Darien students take part in National Walkout Day
Updated 3:51 pm, Tuesday, March 20, 2018
DARIEN — Between 600 and 700 Darien High School students participated in National Walkout Day March 14, a month after the killing of 17 students and faculty members at Marjory Stoneman School in Parkland, Fla.
According to junior Katherine Lester, a member of the unofficial student committee that planned the event, more students decided to exit their classrooms at 10 a.m. than was expected. The crowd gathered in the high school courtyard where several student speakers made comments and read off the biographies of all 17 victims who lost their lives in Florida last month.
“Everyone was really respectful. I know that some people were angry that we didn’t make it political enough. Some were angry we made it too political. But you can’t please everyone,” Lester said, though she added that both sides of the political aisle were represented in the crowd.
Lester said she and the other student leaders felt mostly supported by faculty and staff, though some teachers expressed frustration that the walkout, which lasted slightly longer than the stated 17 minutes, disrupted class time.

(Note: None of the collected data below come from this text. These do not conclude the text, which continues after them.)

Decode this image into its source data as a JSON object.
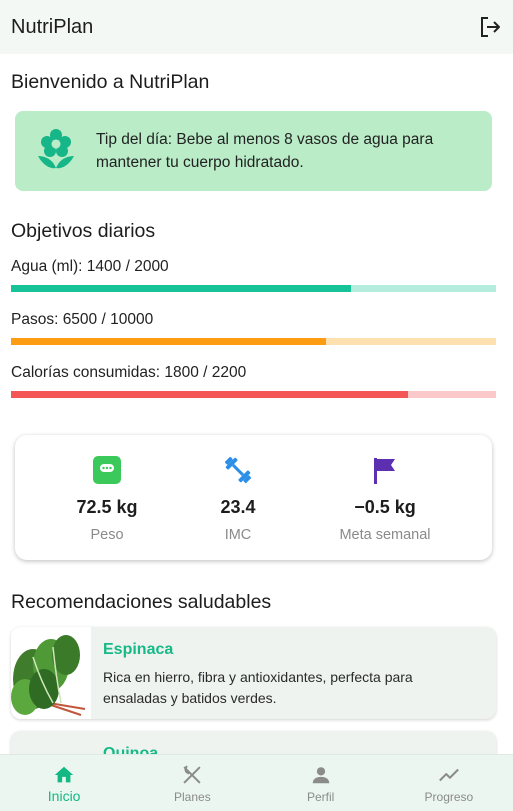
{
  "app": {
    "title": "NutriPlan"
  },
  "welcome": {
    "title": "Bienvenido a NutriPlan"
  },
  "tip": {
    "icon": "flower-icon",
    "text": "Tip del día: Bebe al menos 8 vasos de agua para mantener tu cuerpo hidratado."
  },
  "goals": {
    "title": "Objetivos diarios",
    "items": [
      {
        "label": "Agua (ml): 1400 / 2000",
        "current": 1400,
        "target": 2000,
        "color": "#16c297",
        "track": "#b5ecdc"
      },
      {
        "label": "Pasos: 6500 / 10000",
        "current": 6500,
        "target": 10000,
        "color": "#fb9c12",
        "track": "#fde0b0"
      },
      {
        "label": "Calorías consumidas: 1800 / 2200",
        "current": 1800,
        "target": 2200,
        "color": "#f45555",
        "track": "#fbc9c9"
      }
    ]
  },
  "stats": [
    {
      "icon": "scale-icon",
      "value": "72.5 kg",
      "label": "Peso",
      "color": "#3cc95c"
    },
    {
      "icon": "dumbbell-icon",
      "value": "23.4",
      "label": "IMC",
      "color": "#2b8fe8"
    },
    {
      "icon": "flag-icon",
      "value": "−0.5 kg",
      "label": "Meta semanal",
      "color": "#5b2fb0"
    }
  ],
  "recommendations": {
    "title": "Recomendaciones saludables",
    "items": [
      {
        "name": "Espinaca",
        "desc": "Rica en hierro, fibra y antioxidantes, perfecta para ensaladas y batidos verdes."
      },
      {
        "name": "Quinoa",
        "desc": ""
      }
    ]
  },
  "nav": [
    {
      "label": "Inicio",
      "icon": "home-icon",
      "active": true
    },
    {
      "label": "Planes",
      "icon": "utensils-icon",
      "active": false
    },
    {
      "label": "Perfil",
      "icon": "person-icon",
      "active": false
    },
    {
      "label": "Progreso",
      "icon": "trending-icon",
      "active": false
    }
  ],
  "colors": {
    "accent": "#14b884",
    "appbar": "#f3f8f5",
    "tip_bg": "#b9ecc7"
  }
}
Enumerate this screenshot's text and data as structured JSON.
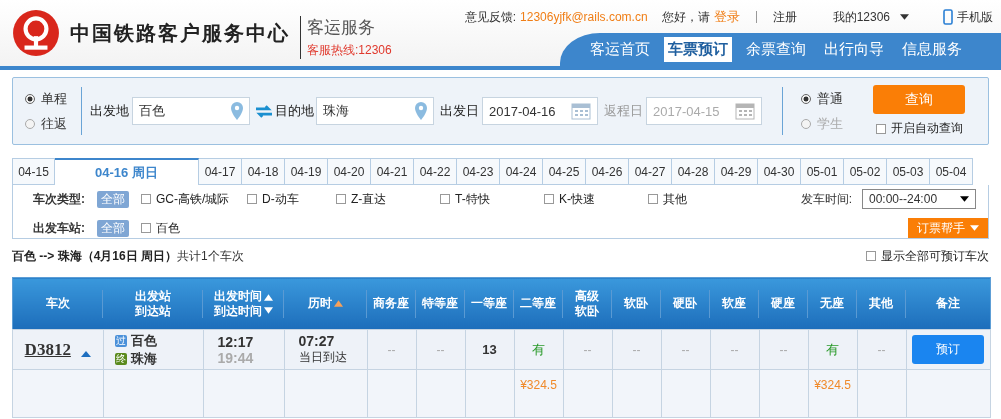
{
  "header": {
    "title": "中国铁路客户服务中心",
    "subtitle": "客运服务",
    "hotline": "客服热线:12306",
    "feedback_label": "意见反馈:",
    "feedback_email": "12306yjfk@rails.com.cn",
    "greeting": "您好，请",
    "login": "登录",
    "register": "注册",
    "account": "我的12306",
    "mobile": "手机版"
  },
  "nav": [
    {
      "label": "客运首页",
      "selected": false
    },
    {
      "label": "车票预订",
      "selected": true
    },
    {
      "label": "余票查询",
      "selected": false
    },
    {
      "label": "出行向导",
      "selected": false
    },
    {
      "label": "信息服务",
      "selected": false
    }
  ],
  "search": {
    "trip_types": [
      {
        "label": "单程",
        "selected": true
      },
      {
        "label": "往返",
        "selected": false
      }
    ],
    "from_label": "出发地",
    "from_value": "百色",
    "to_label": "目的地",
    "to_value": "珠海",
    "depart_label": "出发日",
    "depart_value": "2017-04-16",
    "return_label": "返程日",
    "return_value": "2017-04-15",
    "return_disabled": true,
    "passenger_types": [
      {
        "label": "普通",
        "selected": true,
        "disabled": false
      },
      {
        "label": "学生",
        "selected": false,
        "disabled": true
      }
    ],
    "query_button": "查询",
    "auto_query": {
      "label": "开启自动查询",
      "checked": false
    }
  },
  "dates": [
    {
      "label": "04-15",
      "selected": false
    },
    {
      "label": "04-16 周日",
      "selected": true
    },
    {
      "label": "04-17",
      "selected": false
    },
    {
      "label": "04-18",
      "selected": false
    },
    {
      "label": "04-19",
      "selected": false
    },
    {
      "label": "04-20",
      "selected": false
    },
    {
      "label": "04-21",
      "selected": false
    },
    {
      "label": "04-22",
      "selected": false
    },
    {
      "label": "04-23",
      "selected": false
    },
    {
      "label": "04-24",
      "selected": false
    },
    {
      "label": "04-25",
      "selected": false
    },
    {
      "label": "04-26",
      "selected": false
    },
    {
      "label": "04-27",
      "selected": false
    },
    {
      "label": "04-28",
      "selected": false
    },
    {
      "label": "04-29",
      "selected": false
    },
    {
      "label": "04-30",
      "selected": false
    },
    {
      "label": "05-01",
      "selected": false
    },
    {
      "label": "05-02",
      "selected": false
    },
    {
      "label": "05-03",
      "selected": false
    },
    {
      "label": "05-04",
      "selected": false
    }
  ],
  "filters": {
    "train_type_label": "车次类型:",
    "train_type_all": "全部",
    "train_types": [
      {
        "label": "GC-高铁/城际",
        "checked": false
      },
      {
        "label": "D-动车",
        "checked": false
      },
      {
        "label": "Z-直达",
        "checked": false
      },
      {
        "label": "T-特快",
        "checked": false
      },
      {
        "label": "K-快速",
        "checked": false
      },
      {
        "label": "其他",
        "checked": false
      }
    ],
    "station_label": "出发车站:",
    "station_all": "全部",
    "stations": [
      {
        "label": "百色",
        "checked": false
      }
    ],
    "time_label": "发车时间:",
    "time_value": "00:00--24:00",
    "helper": "订票帮手"
  },
  "summary": {
    "route": "百色 --> 珠海（4月16日  周日）",
    "count": "共计1个车次",
    "show_all": {
      "label": "显示全部可预订车次",
      "checked": false
    }
  },
  "table": {
    "columns": [
      {
        "lines": [
          "车次"
        ]
      },
      {
        "lines": [
          "出发站",
          "到达站"
        ]
      },
      {
        "lines": [
          "出发时间",
          "到达时间"
        ],
        "sort_up": true,
        "sort_down": true,
        "sort_active": false
      },
      {
        "lines": [
          "历时"
        ],
        "sort_up": true,
        "sort_active": true
      },
      {
        "lines": [
          "商务座"
        ]
      },
      {
        "lines": [
          "特等座"
        ]
      },
      {
        "lines": [
          "一等座"
        ]
      },
      {
        "lines": [
          "二等座"
        ]
      },
      {
        "lines": [
          "高级",
          "软卧"
        ]
      },
      {
        "lines": [
          "软卧"
        ]
      },
      {
        "lines": [
          "硬卧"
        ]
      },
      {
        "lines": [
          "软座"
        ]
      },
      {
        "lines": [
          "硬座"
        ]
      },
      {
        "lines": [
          "无座"
        ]
      },
      {
        "lines": [
          "其他"
        ]
      },
      {
        "lines": [
          "备注"
        ]
      }
    ],
    "rows": [
      {
        "train": "D3812",
        "from": {
          "badge": "过",
          "color": "#4a90d9",
          "name": "百色"
        },
        "to": {
          "badge": "终",
          "color": "#5a8a1e",
          "name": "珠海"
        },
        "depart": "12:17",
        "arrive": "19:44",
        "duration": "07:27",
        "arrival_day": "当日到达",
        "seats": [
          {
            "value": "--",
            "kind": "none"
          },
          {
            "value": "--",
            "kind": "none"
          },
          {
            "value": "13",
            "kind": "count"
          },
          {
            "value": "有",
            "kind": "available",
            "price": "¥324.5"
          },
          {
            "value": "--",
            "kind": "none"
          },
          {
            "value": "--",
            "kind": "none"
          },
          {
            "value": "--",
            "kind": "none"
          },
          {
            "value": "--",
            "kind": "none"
          },
          {
            "value": "--",
            "kind": "none"
          },
          {
            "value": "有",
            "kind": "available",
            "price": "¥324.5"
          },
          {
            "value": "--",
            "kind": "none"
          }
        ],
        "button": "预订"
      }
    ]
  }
}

Administrators barred members of the press and public from entering campus during the walkout. There was a heavy police presence at the school during the protest.

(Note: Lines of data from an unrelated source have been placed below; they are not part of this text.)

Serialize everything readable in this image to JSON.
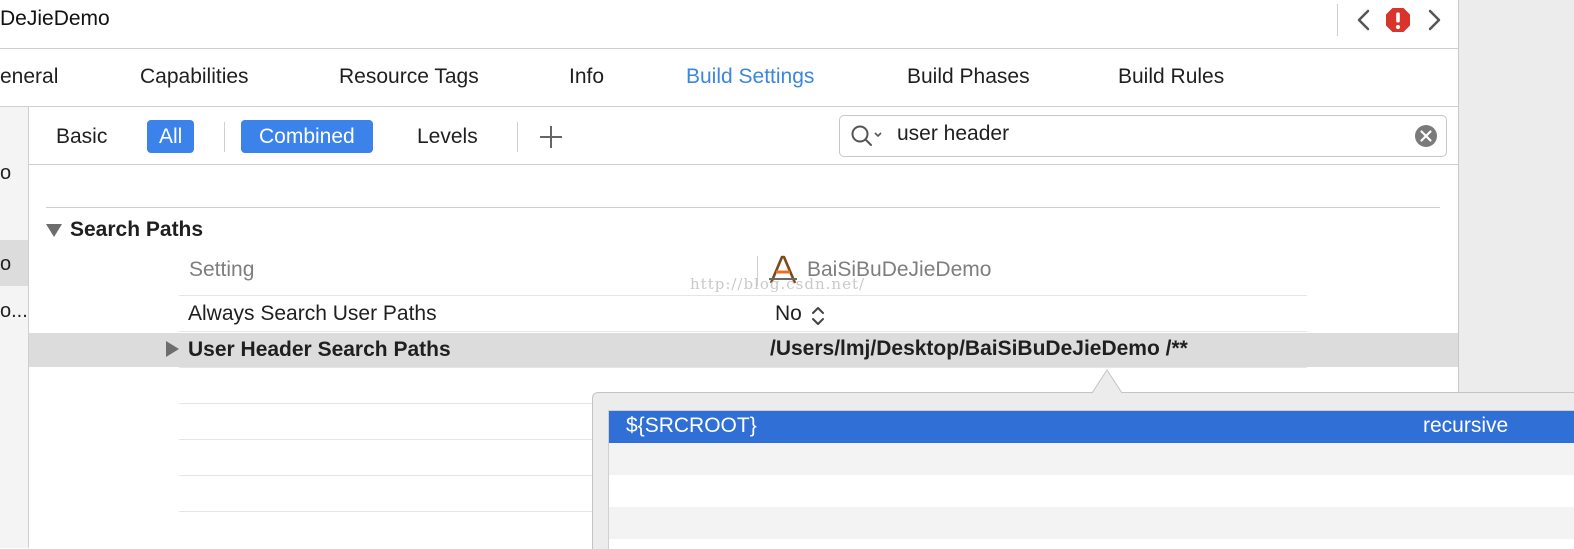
{
  "window": {
    "title": "DeJieDemo"
  },
  "tabs": [
    {
      "label": "eneral"
    },
    {
      "label": "Capabilities"
    },
    {
      "label": "Resource Tags"
    },
    {
      "label": "Info"
    },
    {
      "label": "Build Settings",
      "active": true
    },
    {
      "label": "Build Phases"
    },
    {
      "label": "Build Rules"
    }
  ],
  "sidebar": {
    "items": [
      {
        "label": "o"
      },
      {
        "label": "o",
        "selected": true
      },
      {
        "label": "o..."
      }
    ]
  },
  "filters": {
    "basic": "Basic",
    "all": "All",
    "combined": "Combined",
    "levels": "Levels"
  },
  "search": {
    "value": "user header"
  },
  "section": {
    "title": "Search Paths"
  },
  "columns": {
    "setting": "Setting",
    "target": "BaiSiBuDeJieDemo"
  },
  "rows": [
    {
      "name": "Always Search User Paths",
      "value": "No"
    },
    {
      "name": "User Header Search Paths",
      "value": "/Users/lmj/Desktop/BaiSiBuDeJieDemo  /**"
    }
  ],
  "watermark": "http://blog.csdn.net/",
  "popover": {
    "rows": [
      {
        "path": "${SRCROOT}",
        "mode": "recursive"
      }
    ]
  },
  "colors": {
    "accent": "#3a86e0",
    "selection": "#2f6fd6",
    "error": "#d9342b"
  },
  "icons": [
    "chevron-left-icon",
    "error-icon",
    "chevron-right-icon",
    "plus-icon",
    "search-icon",
    "clear-icon",
    "app-target-icon",
    "stepper-icon"
  ]
}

In an email March 20, Board of Education Chairperson Tara Ochman cited security concerns and praised the students’ efforts.
“The student-led walkout was well organized and we were proud to see our students find their voice on a national issue they clearly feel connected to, and do so respectfully,” Ochman said. “The Board of Education and the administration take the safety and security of our children and our staff seriously. Their well-being is always a top priority.”
Lester and her committee members were careful to note that they wanted to create an environment in which students with differing political opinions could take part in the dialogue.
“For some people this was the start of a political movement. For others this was about remembering the victims and calling attention to school safety. For others this was a protest again the NRA (National Rifle Association),” Lester said. “It was nice that we could come together and show our solidarity. But with a school like this, how big it is, everyone is going to have different opinions.”
Humberto J. Rocha contributed to this report.